“I’m not putting myself through the hell that is you,” a wife informed her husband.
“Any longer, you mean,” he said, having received confirmation he wouldn’t be going inside.
“What are you trying to say?”
“You’re not putting yourself through the hell that is me any longer. Because presumably there was a time when I wasn’t hell, because who would choose to go through hell if they didn’t have to? And if you did, you’d only have yourself to blame.”
“This is what’s called being an asshole.”
“No, this is called culpability. We could get one thing right. It’s allowed.”
“You’re not allowed,” she said, feeling like a priggish child who couldn’t think of anything better because her heart was beating too hard.
He made the by-now familiar response that existed between various forms of responses, because nothing was natural anymore and there wasn’t a face he could find that would fit, or words that belonged in his mouth. Part snort, part calibrated whistle to the universe for mercy.

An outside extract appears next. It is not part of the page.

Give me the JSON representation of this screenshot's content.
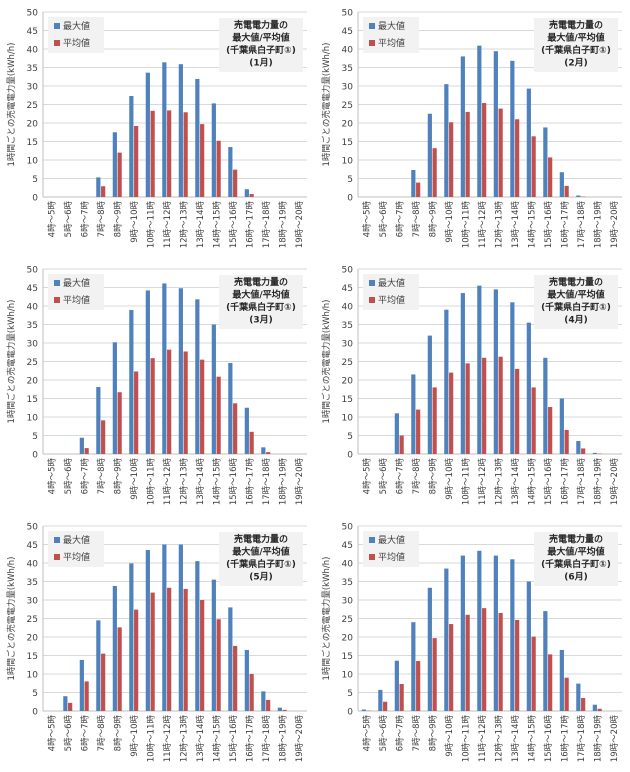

“Stop laughing at me,” she said, starting to laugh herself, or worrying that she was—that there wasn’t sufficient separation in her types of sounds. “Don’t be laughing at me.” She fought back a “please.”
“I’m not laughing at you,” he responded, trying to make the statement sound as honest as possible so that she could hear it as true.
He had an odd desire to comfort her. Or not so odd. Only odd insofar as there was no way he could act upon it. Speaking in Cantonese would have been more viable and she’d never heard him say a word in any other language save that one happy summer when, for reasons unclear to himself, he kept calling water “agua,” perhaps on account of all of the early morning father-daughter tennis matches at the court across from the rented beach house and the Spanish guy they often passed and said hello to on their way there with his bright tube socks, lacquered hair, and general sheen of being someone well-hydrated.
“I’ve signed the papers,” he said, pulling them out of a pocket he didn’t even know he had, which had gone otherwise unused in his entire history of pockets. His career in pockets. A longtime player in the old pocket game. They struck him as heroic. And they wished for precious little credit—to be patched at most, these keepers and stewards of so much importance. The keys to enter the home. The wallet boasting of the proof of one’s existence. The photo of the little girl who’d never grow old.
He tried to imagine what she’d look like at thirty-eight. He did that a lot. He wasn’t sure why. Maybe because his wife had been that age herself for eleven months, and he’d reach it in four, if he did.
“I’m sorry it has to be like this,” he continued, because none of the other words had been enough or were even words. They were gestures. Carriers. Syllabic pockets. For nosegays and posies, yes, once; beachcomber days and razor clams; and other items, now.
He patted the official pocket in his jacket from which the papers had come. One of those pockets of the lining, over the breast—unglimpsed, but they work all the same, and can be used without a person meaning to use them, apparently. There was something hard inside—like a nut, or a seed. A breath mint for a kiss, but who packs just the one, minus the tin? He’d do a more thorough investigation later on his own. He used to keep a supply of candies on his person so that he could pass them to the girl in the photos, as they shared a love of a sweet on the sly in stolen moments that felt more of the Robin Hood variety of purloining, than a dishonorable breaking of rules. He couldn’t handle finding one of those right now. Not even a snapped off piece that had continued on, on its own, wondering why it didn’t get to go where it was meant to, and when would its time come? That would be worse. She may have eaten what no longer remained of it. He considered commenting on the yard, the state of the lawn, a handy man he’d heard good things about, with a reputation for honesty. He was tempted to say the word “rectitude.” But he gave voice to none of it, and tried to wipe away any trace of their inward expression from his eyes, through which he was now having a hard time seeing anyway.